Bright-field and confocal microscopy were performed using a Zeiss LSM 880 Confocal Laser Scanning inverted microscope equipped with a Zeiss Plan-Apochromat 10×, 0.45 NA objective and PMT detectors for both confocal and transmitted light imaging. A He-Ne laser with \(\lambda\) = 632.8 nm was used for illumination. The sample was placed in a Petri dish with a glass coverslip bottom. The refractive index matching liquid Immersol 518 F (Carl Zeiss Jena GmbH) was introduced between the sample and the coverslip to reduce reflection from the sample surface. Optical sectioning was performed with 5 µm resolution along the optical axis and lateral resolution of 1.66 µm per pixel. Illumination, focusing, optical sectioning, and primary image acquisition were controlled by Zeiss ZEN 2.3 SP1 Black software.
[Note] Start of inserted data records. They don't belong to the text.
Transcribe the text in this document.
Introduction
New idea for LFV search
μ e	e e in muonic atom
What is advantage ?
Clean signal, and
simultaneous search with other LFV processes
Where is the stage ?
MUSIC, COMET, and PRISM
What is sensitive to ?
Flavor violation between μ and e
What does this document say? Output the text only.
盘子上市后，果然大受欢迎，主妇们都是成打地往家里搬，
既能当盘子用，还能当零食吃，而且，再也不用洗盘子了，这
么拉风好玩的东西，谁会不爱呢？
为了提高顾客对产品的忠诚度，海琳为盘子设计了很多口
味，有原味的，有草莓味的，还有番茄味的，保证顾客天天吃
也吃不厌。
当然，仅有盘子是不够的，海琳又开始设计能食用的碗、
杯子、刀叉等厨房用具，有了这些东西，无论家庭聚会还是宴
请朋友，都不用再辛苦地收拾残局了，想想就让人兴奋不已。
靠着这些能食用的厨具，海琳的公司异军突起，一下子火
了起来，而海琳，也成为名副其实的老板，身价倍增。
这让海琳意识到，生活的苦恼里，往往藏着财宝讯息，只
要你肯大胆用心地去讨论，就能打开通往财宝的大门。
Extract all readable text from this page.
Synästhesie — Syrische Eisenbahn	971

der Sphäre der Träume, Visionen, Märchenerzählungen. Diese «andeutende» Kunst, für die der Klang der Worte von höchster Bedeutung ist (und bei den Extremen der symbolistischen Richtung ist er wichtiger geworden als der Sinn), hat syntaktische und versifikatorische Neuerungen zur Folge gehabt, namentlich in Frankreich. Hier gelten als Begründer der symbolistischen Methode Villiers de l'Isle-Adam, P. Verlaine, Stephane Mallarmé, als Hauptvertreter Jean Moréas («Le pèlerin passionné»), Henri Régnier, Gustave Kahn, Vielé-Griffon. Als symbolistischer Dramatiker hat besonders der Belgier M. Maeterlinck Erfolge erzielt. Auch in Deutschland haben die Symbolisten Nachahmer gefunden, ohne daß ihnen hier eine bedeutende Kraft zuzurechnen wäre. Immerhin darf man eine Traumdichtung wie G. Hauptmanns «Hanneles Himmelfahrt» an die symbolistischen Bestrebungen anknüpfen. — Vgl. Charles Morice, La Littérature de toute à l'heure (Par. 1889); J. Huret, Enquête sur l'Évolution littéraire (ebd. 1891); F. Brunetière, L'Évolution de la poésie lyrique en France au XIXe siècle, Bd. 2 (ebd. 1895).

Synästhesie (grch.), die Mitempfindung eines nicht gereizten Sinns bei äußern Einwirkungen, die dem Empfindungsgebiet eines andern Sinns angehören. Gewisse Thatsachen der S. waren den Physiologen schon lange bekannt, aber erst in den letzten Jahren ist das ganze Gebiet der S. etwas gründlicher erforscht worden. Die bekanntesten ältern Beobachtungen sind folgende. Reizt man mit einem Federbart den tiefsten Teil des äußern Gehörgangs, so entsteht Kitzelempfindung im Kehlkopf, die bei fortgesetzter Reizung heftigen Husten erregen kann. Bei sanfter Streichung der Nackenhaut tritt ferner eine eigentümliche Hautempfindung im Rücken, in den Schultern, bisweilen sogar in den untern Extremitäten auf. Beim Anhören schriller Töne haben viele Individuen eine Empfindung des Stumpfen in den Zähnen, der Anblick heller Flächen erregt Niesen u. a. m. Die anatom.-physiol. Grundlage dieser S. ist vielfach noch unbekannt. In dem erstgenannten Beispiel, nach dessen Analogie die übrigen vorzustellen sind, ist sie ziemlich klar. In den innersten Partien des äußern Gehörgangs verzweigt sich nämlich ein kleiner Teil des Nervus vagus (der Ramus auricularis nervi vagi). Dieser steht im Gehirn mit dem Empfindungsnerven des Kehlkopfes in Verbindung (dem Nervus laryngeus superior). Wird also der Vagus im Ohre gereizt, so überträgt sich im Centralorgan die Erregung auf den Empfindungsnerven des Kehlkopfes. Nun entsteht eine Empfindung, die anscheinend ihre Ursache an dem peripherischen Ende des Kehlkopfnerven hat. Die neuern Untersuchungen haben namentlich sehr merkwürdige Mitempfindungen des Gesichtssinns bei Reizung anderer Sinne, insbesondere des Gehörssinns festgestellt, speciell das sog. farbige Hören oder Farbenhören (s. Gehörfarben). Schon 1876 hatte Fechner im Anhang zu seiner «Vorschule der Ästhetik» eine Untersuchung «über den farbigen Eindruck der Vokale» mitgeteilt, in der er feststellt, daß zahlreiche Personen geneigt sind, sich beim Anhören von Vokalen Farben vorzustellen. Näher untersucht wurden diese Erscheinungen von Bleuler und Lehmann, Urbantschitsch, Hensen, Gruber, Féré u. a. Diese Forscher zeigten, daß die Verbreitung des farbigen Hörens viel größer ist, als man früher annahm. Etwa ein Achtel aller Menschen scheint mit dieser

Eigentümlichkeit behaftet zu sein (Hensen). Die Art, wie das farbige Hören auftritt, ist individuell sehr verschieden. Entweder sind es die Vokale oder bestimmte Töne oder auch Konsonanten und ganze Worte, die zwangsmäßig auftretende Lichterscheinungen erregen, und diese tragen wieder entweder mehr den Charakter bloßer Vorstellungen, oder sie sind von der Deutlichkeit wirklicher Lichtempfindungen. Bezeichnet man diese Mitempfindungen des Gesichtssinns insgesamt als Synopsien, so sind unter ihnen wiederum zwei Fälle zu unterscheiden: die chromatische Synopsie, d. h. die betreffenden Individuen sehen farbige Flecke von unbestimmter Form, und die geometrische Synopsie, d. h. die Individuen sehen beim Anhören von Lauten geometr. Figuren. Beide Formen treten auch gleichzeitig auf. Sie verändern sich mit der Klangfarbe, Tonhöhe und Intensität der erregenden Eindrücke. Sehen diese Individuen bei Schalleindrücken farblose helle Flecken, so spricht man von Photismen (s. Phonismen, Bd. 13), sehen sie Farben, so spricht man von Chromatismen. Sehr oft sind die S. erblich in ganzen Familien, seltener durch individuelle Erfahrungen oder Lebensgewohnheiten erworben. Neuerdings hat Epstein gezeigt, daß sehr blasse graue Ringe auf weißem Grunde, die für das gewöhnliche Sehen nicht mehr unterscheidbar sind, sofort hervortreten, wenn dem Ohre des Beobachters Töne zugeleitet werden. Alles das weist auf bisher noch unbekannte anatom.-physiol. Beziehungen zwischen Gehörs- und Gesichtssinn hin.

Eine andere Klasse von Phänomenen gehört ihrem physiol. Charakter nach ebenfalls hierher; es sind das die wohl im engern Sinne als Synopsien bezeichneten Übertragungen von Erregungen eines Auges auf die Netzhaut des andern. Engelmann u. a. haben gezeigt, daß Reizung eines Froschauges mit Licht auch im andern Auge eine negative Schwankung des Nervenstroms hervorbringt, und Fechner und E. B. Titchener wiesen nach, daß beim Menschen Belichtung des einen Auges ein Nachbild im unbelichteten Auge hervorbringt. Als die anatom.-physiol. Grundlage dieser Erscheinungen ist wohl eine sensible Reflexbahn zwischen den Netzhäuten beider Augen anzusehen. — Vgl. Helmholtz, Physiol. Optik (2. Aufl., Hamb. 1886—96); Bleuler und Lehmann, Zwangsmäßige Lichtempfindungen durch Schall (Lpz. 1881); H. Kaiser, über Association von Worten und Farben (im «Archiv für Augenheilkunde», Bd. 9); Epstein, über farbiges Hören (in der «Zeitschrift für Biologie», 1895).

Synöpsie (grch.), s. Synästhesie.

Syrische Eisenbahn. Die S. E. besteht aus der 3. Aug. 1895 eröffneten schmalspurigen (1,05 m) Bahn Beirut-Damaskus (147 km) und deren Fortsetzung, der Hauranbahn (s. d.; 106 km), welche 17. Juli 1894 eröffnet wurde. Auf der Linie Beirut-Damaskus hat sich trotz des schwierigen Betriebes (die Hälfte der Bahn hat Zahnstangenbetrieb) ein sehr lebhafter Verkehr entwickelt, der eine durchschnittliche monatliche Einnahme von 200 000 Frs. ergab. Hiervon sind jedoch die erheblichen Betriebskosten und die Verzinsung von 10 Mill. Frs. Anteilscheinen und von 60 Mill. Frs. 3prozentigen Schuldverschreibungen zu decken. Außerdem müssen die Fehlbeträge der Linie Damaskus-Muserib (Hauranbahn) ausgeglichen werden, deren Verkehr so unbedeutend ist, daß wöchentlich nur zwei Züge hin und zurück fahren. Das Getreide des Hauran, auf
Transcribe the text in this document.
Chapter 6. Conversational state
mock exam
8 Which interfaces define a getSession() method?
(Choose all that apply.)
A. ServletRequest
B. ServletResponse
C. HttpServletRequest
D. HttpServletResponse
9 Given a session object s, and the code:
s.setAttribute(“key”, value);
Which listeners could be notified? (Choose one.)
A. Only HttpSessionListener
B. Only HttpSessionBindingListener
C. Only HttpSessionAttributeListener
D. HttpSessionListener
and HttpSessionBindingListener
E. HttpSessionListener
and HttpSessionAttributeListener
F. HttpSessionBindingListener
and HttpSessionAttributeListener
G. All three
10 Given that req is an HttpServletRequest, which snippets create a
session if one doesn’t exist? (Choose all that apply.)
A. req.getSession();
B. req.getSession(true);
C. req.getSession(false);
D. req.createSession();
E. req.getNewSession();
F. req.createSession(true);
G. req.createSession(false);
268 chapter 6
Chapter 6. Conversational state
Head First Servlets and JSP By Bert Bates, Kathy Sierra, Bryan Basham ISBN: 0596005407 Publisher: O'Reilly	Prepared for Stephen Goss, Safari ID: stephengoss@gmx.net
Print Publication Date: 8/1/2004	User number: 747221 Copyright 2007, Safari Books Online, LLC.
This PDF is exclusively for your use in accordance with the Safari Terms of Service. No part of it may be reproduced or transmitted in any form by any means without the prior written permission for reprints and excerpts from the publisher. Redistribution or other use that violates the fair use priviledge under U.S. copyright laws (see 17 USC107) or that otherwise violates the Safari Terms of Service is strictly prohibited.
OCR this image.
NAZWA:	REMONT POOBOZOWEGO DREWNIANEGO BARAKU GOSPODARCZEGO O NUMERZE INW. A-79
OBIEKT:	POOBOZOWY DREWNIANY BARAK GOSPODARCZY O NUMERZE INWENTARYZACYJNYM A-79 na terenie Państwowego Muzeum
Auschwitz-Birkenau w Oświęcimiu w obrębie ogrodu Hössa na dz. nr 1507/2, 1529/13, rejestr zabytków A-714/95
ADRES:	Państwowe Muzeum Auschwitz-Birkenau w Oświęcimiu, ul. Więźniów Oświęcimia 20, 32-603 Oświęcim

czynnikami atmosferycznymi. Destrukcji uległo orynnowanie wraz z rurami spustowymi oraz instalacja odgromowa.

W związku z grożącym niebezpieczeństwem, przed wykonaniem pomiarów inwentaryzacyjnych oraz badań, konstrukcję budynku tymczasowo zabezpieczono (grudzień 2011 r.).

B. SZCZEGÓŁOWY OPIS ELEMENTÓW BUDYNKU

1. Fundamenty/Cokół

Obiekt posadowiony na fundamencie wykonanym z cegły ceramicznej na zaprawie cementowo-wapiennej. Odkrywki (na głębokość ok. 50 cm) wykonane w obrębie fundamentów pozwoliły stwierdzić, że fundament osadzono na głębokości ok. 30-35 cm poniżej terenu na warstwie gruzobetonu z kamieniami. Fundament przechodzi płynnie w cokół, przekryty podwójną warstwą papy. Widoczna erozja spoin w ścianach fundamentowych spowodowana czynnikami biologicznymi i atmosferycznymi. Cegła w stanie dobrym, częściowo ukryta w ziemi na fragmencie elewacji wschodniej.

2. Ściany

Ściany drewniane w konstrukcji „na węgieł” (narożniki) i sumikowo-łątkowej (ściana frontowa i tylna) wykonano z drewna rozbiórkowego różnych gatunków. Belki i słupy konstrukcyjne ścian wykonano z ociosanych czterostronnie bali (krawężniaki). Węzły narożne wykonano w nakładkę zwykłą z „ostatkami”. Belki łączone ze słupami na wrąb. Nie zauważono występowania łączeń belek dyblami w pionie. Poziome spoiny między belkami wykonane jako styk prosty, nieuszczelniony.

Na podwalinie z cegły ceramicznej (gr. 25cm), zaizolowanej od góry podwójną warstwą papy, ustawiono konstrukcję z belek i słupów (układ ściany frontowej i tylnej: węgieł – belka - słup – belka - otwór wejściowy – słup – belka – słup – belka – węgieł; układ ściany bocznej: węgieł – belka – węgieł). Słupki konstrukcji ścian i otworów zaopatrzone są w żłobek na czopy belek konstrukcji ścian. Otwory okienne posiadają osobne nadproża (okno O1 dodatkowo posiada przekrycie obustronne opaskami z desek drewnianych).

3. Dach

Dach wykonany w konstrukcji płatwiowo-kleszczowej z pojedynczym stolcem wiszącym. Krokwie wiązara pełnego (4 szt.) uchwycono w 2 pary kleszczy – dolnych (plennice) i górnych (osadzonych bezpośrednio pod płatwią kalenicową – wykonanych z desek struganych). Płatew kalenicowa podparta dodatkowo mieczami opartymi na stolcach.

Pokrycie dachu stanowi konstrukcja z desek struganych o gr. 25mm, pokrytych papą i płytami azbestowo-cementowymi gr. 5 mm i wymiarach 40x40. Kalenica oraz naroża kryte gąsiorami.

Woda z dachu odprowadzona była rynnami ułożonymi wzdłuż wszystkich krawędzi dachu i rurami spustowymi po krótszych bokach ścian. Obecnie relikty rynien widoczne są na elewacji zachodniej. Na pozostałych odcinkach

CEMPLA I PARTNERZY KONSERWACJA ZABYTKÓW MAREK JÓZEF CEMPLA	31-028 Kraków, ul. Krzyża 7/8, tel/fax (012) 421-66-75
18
Images were processed using Zeiss ZEN 2.3 SP1 Black, NIH ImageJ 1.54p, and Helicon Focus 8.3.0 software. Further information can be found in Supplementary Note 2.

Photocurrent measurements

For the photocurrent measurements, we used pristine, as-grown samples that had never been exposed to an electric field.

The laser pulse source used was the Light Conversion Pharos HP, with a pulse energy of 2 mJ per pulse at a repetition rate of 3 kHz, a central wavelength of \(\lambda\) = 1028 nm, and a pulse duration of \(\tau\) = 290 fs. Only a small part of the full laser power was used for the experiment to avoid sample damage. The actual average pump laser power was \(W\) = 0.25 mW at a 1.5 kHz pulse repetition rate after the built-in laser pulse picker. The laser was focused using a lens with a focal distance of \(F\) = 200 mm, and the beam waist diameter inside the sample was w = 40 µm. To produce the spatially resolved photocurrent maps, the pump laser spot was scanned over the sample surface (Fig. 3b, c), with two pairs of carbon-based epoxy contacts attached to the sample, allowing for the detection of photocurrent flowing in both vertical and horizontal directions. The corresponding pair of contacts was connected directly to the current input of the lock-in amplifier (Zurich Instruments MFLI), leaving the other pair of contacts open. The measurements were performed using a lock-in amplifier in current mode (no bias) referenced to the laser output. The scanned area was limited to the part of the crystal away from the electrodes, thereby eliminating electrode proximity effects and excluding the possibility of charge carriers reaching the contacts by diffusion. The detected photocurrent was independent of the scan direction and pump polarization.

Time-resolved transients of photocurrent were reconstructed from the current frequency components acquired by lock-in at integer multiples of the laser repetition rate (up to \(n\) = 102 for high-resolution curves, such as in Fig. 3g and Fig. 4a, and \(n\) = 18 for area scans in Fig. 4b, c). The amplitude and phase of each harmonic of the photocurrent were measured separately, and then the time-domain representation of the signal was reconstructed by inverse Fourier transform of the frequency domain data

$$I\left(t\right)={\sum }_{k=1}^{n}\left[{X}_{k}\cos \left(2\pi {f}_{k}t\right)-{Y}_{k}\sin \left(2\pi {f}_{k}t\right)\right],$$
(3)

where \({X}_{k}\) and \({Y}_{k}\) are the real and imaginary parts of the \(k\)-th harmonic \({f}_{k}\) of the laser repetition rate, respectively. For the purpose of time-domain analysis of the current transients, the DC component appearing in the reconstructed signal is subtracted. Further information can be found in Supplementary Note 5 and 6 and the accompanying figures.